A clique of a graph is a fully-connected subset of vertices; that is, every pair of vertices in the clique share an edge. A simplicial vertex is one whose neighborhood induces a clique. A perfect elimination ordering is an ordering of vertices \(1..n\) such that any vertex \(i\) is simplicial for the subset of vertices \(i..n\).

`chimera_elimination_order`(m[, n, t, coordinates])	Provides a variable elimination order for a Chimera graph.
`elimination_order_width`(G, order)	Calculates the width of the tree decomposition induced by a variable elimination order.
`is_almost_simplicial`(G, n)	Determines whether a node n in G is almost simplicial.
`is_simplicial`(G, n)	Determines whether a node n in G is simplicial.
`max_cardinality_heuristic`(G)	Computes an upper bound on the treewidth of graph G based on the max-cardinality heuristic for the elimination ordering.
`minor_min_width`(G)	Computes a lower bound for the treewidth of graph G.
`min_fill_heuristic`(G)	Computes an upper bound on the treewidth of graph G based on the min-fill heuristic for the elimination ordering.
`min_width_heuristic`(G)	Computes an upper bound on the treewidth of graph G based on the min-width heuristic for the elimination ordering.
`pegasus_elimination_order`(n[, coordinates])	Provides a variable elimination order for the Pegasus graph.
`treewidth_branch_and_bound`(G[, ...])	Computes the treewidth of graph G and a corresponding perfect elimination ordering.

Markov Networks#

`sample_markov_network`(MN[, sampler, ...])	Samples from a markov network using the provided sampler.
`markov_network_bqm`(MN)	Construct a binary quadratic model for a markov network.

Matching#

A matching is a subset of graph edges in which no vertex occurs more than once.

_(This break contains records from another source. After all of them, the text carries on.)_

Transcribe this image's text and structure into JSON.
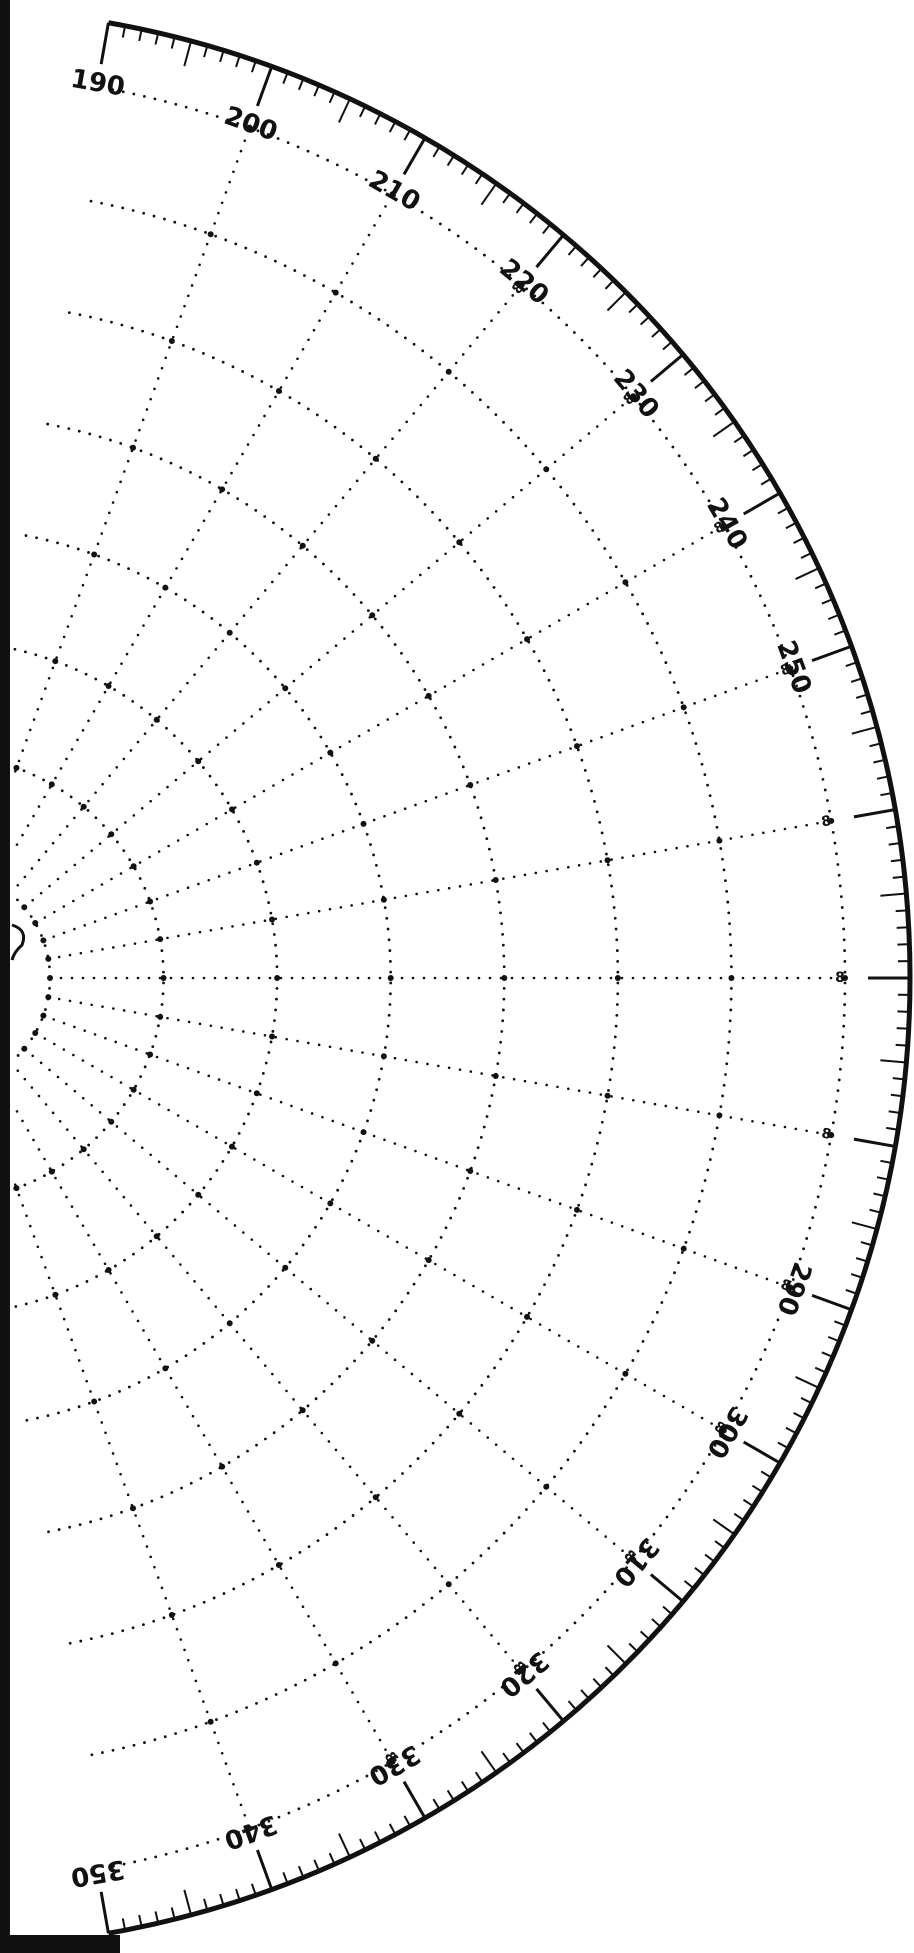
{
  "diagram": {
    "type": "polar-grid-half",
    "colors": {
      "ink": "#111111",
      "paper": "#ffffff"
    },
    "arc_start_deg": 190,
    "arc_end_deg": 350,
    "degree_labels": [
      {
        "deg": 190,
        "text": "190"
      },
      {
        "deg": 200,
        "text": "200"
      },
      {
        "deg": 210,
        "text": "210"
      },
      {
        "deg": 220,
        "text": "220"
      },
      {
        "deg": 230,
        "text": "230"
      },
      {
        "deg": 240,
        "text": "240"
      },
      {
        "deg": 250,
        "text": "250"
      },
      {
        "deg": 290,
        "text": "290"
      },
      {
        "deg": 300,
        "text": "300"
      },
      {
        "deg": 310,
        "text": "310"
      },
      {
        "deg": 320,
        "text": "320"
      },
      {
        "deg": 330,
        "text": "330"
      },
      {
        "deg": 340,
        "text": "340"
      },
      {
        "deg": 350,
        "text": "350"
      }
    ],
    "ring_label_text": "8",
    "ring_count": 8,
    "radial_step_deg": 10
  }
}
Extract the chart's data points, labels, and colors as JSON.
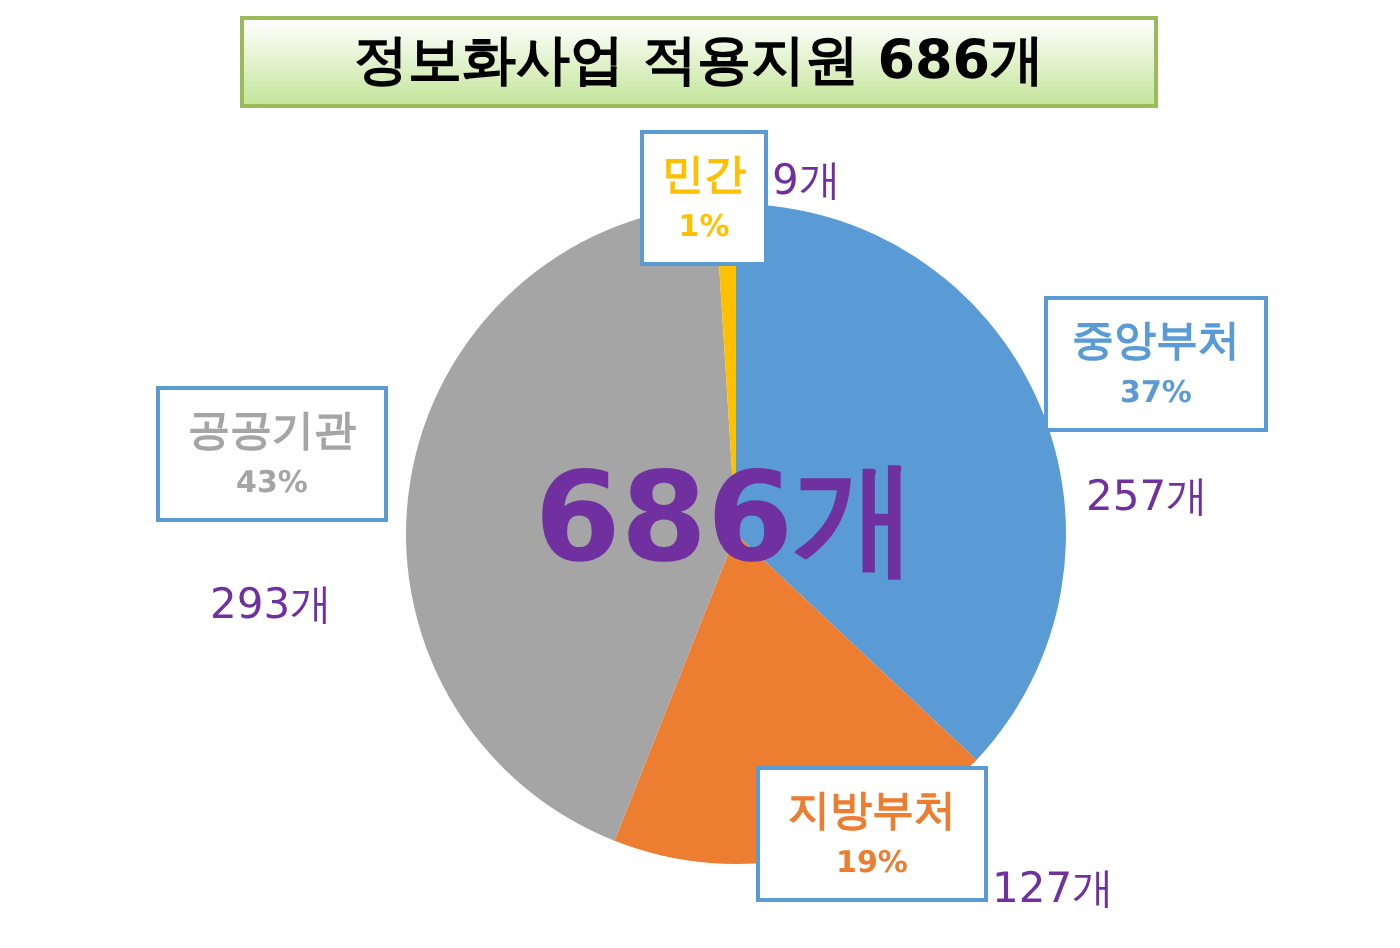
{
  "chart_data": {
    "type": "pie",
    "title": "정보화사업 적용지원 686개",
    "categories": [
      "중앙부처",
      "지방부처",
      "공공기관",
      "민간"
    ],
    "values": [
      37,
      19,
      43,
      1
    ],
    "colors": [
      "#5b9bd5",
      "#ed7d31",
      "#a5a5a5",
      "#ffc000"
    ],
    "value_labels": [
      "37%",
      "19%",
      "43%",
      "1%"
    ],
    "annotations": [
      "257개",
      "127개",
      "293개",
      "9개",
      "686개"
    ]
  }
}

`matching_bqm`(G)	Find a binary quadratic model for the graph's matchings.
`maximal_matching_bqm`(G[, lagrange])	Find a binary quadratic model for the graph's maximal matchings.
`min_maximal_matching_bqm`(G[, ...])	Find a binary quadratic model for the graph's minimum maximal matchings.
`min_maximal_matching`(G[, sampler])	Returns an approximate minimum maximal matching.

Maximum Cut#

A maximum cut is a subset of a graph’s vertices such that the number of edges between this subset and the remaining vertices is as large as possible.

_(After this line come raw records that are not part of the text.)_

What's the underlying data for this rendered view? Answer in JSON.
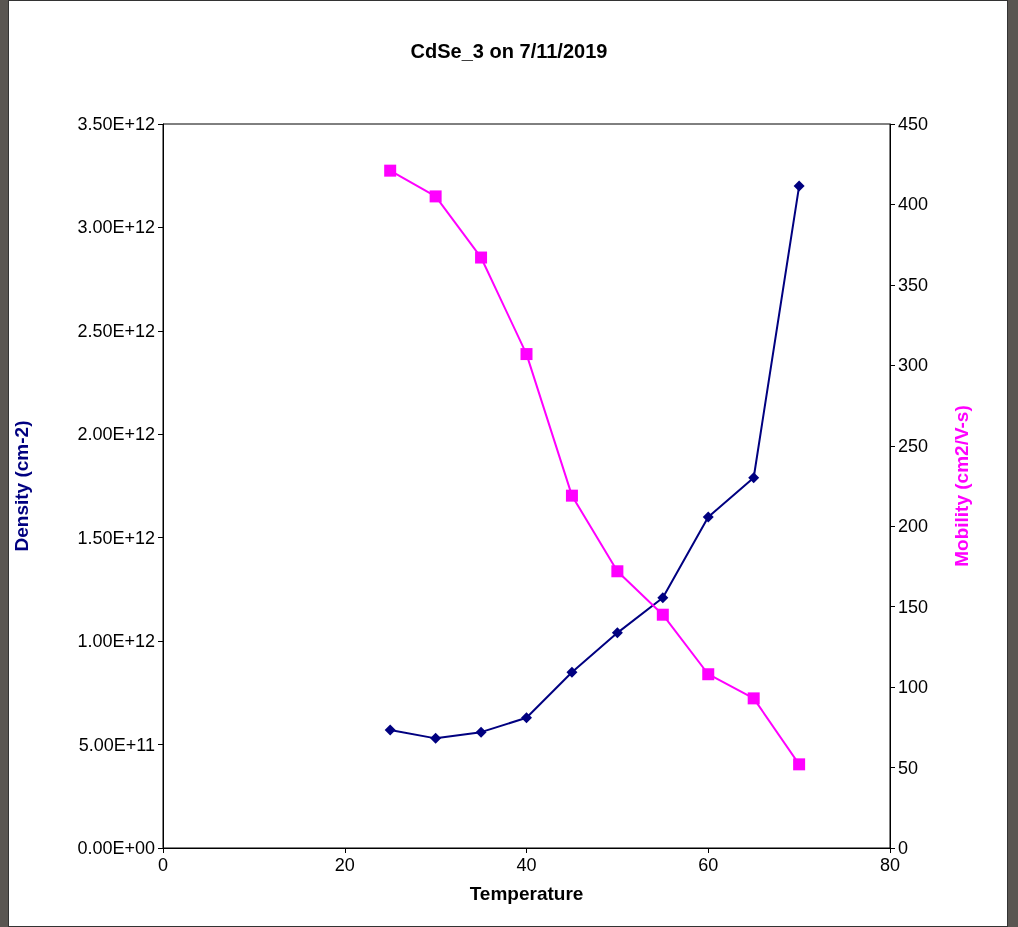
{
  "chart_data": {
    "type": "line",
    "title": "CdSe_3 on 7/11/2019",
    "xlabel": "Temperature",
    "ylabel": "Density (cm-2)",
    "y2label": "Mobility (cm2/V-s)",
    "x": [
      25,
      30,
      35,
      40,
      45,
      50,
      55,
      60,
      65,
      70
    ],
    "series": [
      {
        "color": "#000080",
        "marker": "diamond",
        "values": [
          570000000000,
          530000000000,
          560000000000,
          630000000000,
          850000000000,
          1040000000000,
          1210000000000,
          1600000000000,
          1790000000000,
          3200000000000
        ]
      },
      {
        "color": "#ff00ff",
        "marker": "square",
        "axis": "y2",
        "values": [
          421,
          405,
          367,
          307,
          219,
          172,
          145,
          108,
          93,
          52
        ]
      }
    ],
    "xlim": [
      0,
      80
    ],
    "xticks": [
      0,
      20,
      40,
      60,
      80
    ],
    "ylim": [
      0,
      3500000000000
    ],
    "yticks": [
      {
        "value": 0,
        "label": "0.00E+00"
      },
      {
        "value": 500000000000,
        "label": "5.00E+11"
      },
      {
        "value": 1000000000000,
        "label": "1.00E+12"
      },
      {
        "value": 1500000000000,
        "label": "1.50E+12"
      },
      {
        "value": 2000000000000,
        "label": "2.00E+12"
      },
      {
        "value": 2500000000000,
        "label": "2.50E+12"
      },
      {
        "value": 3000000000000,
        "label": "3.00E+12"
      },
      {
        "value": 3500000000000,
        "label": "3.50E+12"
      }
    ],
    "y2lim": [
      0,
      450
    ],
    "y2ticks": [
      0,
      50,
      100,
      150,
      200,
      250,
      300,
      350,
      400,
      450
    ],
    "line_style": "solid"
  }
}
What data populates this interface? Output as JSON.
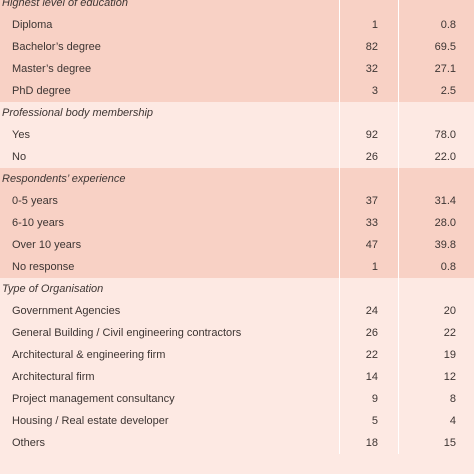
{
  "sections": [
    {
      "title": "Highest level of education",
      "shade": "shade",
      "rows": [
        {
          "label": "Diploma",
          "n": "1",
          "p": "0.8"
        },
        {
          "label": "Bachelor’s degree",
          "n": "82",
          "p": "69.5"
        },
        {
          "label": "Master’s degree",
          "n": "32",
          "p": "27.1"
        },
        {
          "label": "PhD degree",
          "n": "3",
          "p": "2.5"
        }
      ]
    },
    {
      "title": "Professional body membership",
      "shade": "light",
      "rows": [
        {
          "label": "Yes",
          "n": "92",
          "p": "78.0"
        },
        {
          "label": "No",
          "n": "26",
          "p": "22.0"
        }
      ]
    },
    {
      "title": "Respondents’ experience",
      "shade": "shade",
      "rows": [
        {
          "label": "0-5 years",
          "n": "37",
          "p": "31.4"
        },
        {
          "label": "6-10 years",
          "n": "33",
          "p": "28.0"
        },
        {
          "label": "Over 10 years",
          "n": "47",
          "p": "39.8"
        },
        {
          "label": "No response",
          "n": "1",
          "p": "0.8"
        }
      ]
    },
    {
      "title": "Type of Organisation",
      "shade": "light",
      "rows": [
        {
          "label": "Government Agencies",
          "n": "24",
          "p": "20"
        },
        {
          "label": "General Building / Civil engineering contractors",
          "n": "26",
          "p": "22"
        },
        {
          "label": "Architectural & engineering firm",
          "n": "22",
          "p": "19"
        },
        {
          "label": "Architectural firm",
          "n": "14",
          "p": "12"
        },
        {
          "label": "Project management consultancy",
          "n": "9",
          "p": "8"
        },
        {
          "label": "Housing / Real estate developer",
          "n": "5",
          "p": "4"
        },
        {
          "label": "Others",
          "n": "18",
          "p": "15"
        }
      ]
    }
  ],
  "colors": {
    "shade": "#f8d1c5",
    "light": "#fde9e3",
    "divider": "#ffffff",
    "text": "#3d3533"
  }
}
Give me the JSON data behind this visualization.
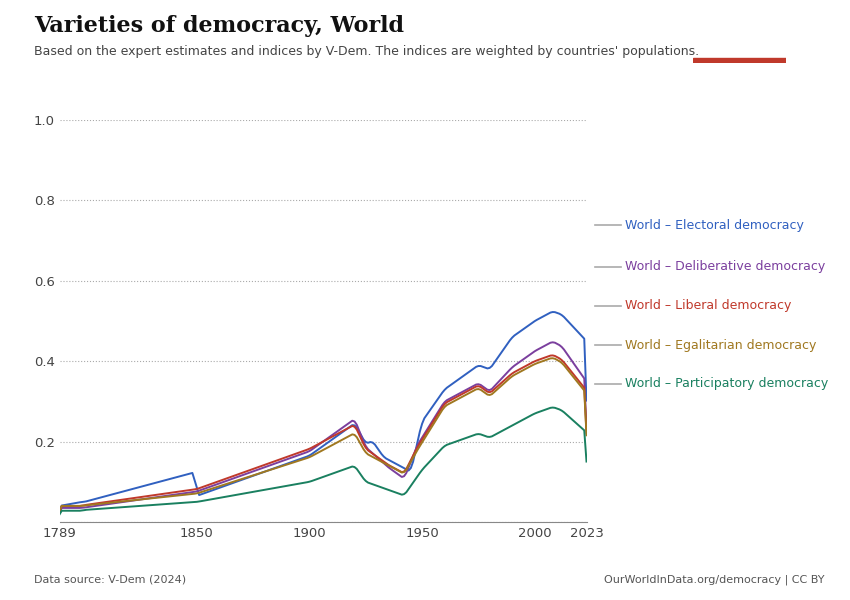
{
  "title": "Varieties of democracy, World",
  "subtitle": "Based on the expert estimates and indices by V-Dem. The indices are weighted by countries' populations.",
  "datasource": "Data source: V-Dem (2024)",
  "credit": "OurWorldInData.org/democracy | CC BY",
  "logo_bg": "#1a3a6e",
  "logo_accent": "#c0392b",
  "series": [
    {
      "label": "World – Electoral democracy",
      "color": "#3060c0",
      "key": "electoral"
    },
    {
      "label": "World – Deliberative democracy",
      "color": "#7b3f9e",
      "key": "deliberative"
    },
    {
      "label": "World – Liberal democracy",
      "color": "#c0392b",
      "key": "liberal"
    },
    {
      "label": "World – Egalitarian democracy",
      "color": "#a07820",
      "key": "egalitarian"
    },
    {
      "label": "World – Participatory democracy",
      "color": "#1a8060",
      "key": "participatory"
    }
  ],
  "xlim": [
    1789,
    2023
  ],
  "ylim": [
    0,
    1.0
  ],
  "yticks": [
    0,
    0.2,
    0.4,
    0.6,
    0.8,
    1.0
  ],
  "xticks": [
    1789,
    1850,
    1900,
    1950,
    2000,
    2023
  ],
  "background_color": "#ffffff",
  "grid_color": "#aaaaaa"
}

`maximum_cut`(G[, sampler])	Returns an approximate maximum cut.
`weighted_maximum_cut`(G[, sampler])	Returns an approximate weighted maximum cut.

Independent Set#

An independent set is a set of a graph’s vertices with no edge connecting any of its member pairs.

`maximum_weighted_independent_set`(G[, ...])	Returns an approximate maximum weighted independent set.
`maximum_independent_set`(G[, sampler, lagrange])	Returns an approximate maximum independent set.
`is_independent_set`(G, indep_nodes)	Determines whether the given nodes form an independent set.

Helper Functions#

maximum_weighted_independent_set_qubo(G[, ...])

Return the QUBO with ground states corresponding to a maximum weighted independent set.

Partitioning#

A k-partition consists of k disjoint and equally sized subsets of a graph’s vertices such that the total number of edges between nodes in distinct subsets is as small as possible.

Fig. 211 A 2-partition for a simple graph: the nodes in blue are in the ‘0’ subset, and the nodes in red are in the ‘1’ subset. There are no other arrangements with fewer edges between two equally sized subsets.#

partition(G[, num_partitions, sampler])

Returns an approximate k-partition of G.

Traveling Salesperson#

A traveling salesperson route is an ordering of the vertices in a complete weighted graph.

`traveling_salesperson`(G[, sampler, ...])	Returns an approximate minimum traveling salesperson route.
`traveling_salesperson_qubo`(G[, lagrange, ...])	Return the QUBO with ground states corresponding to a minimum TSP route.

`structural_imbalance`(S[, sampler])	Returns an approximate set of frustrated edges and a bicoloring.
`structural_imbalance_ising`(S)	Construct the Ising problem to calculate the structural imbalance of a signed social network.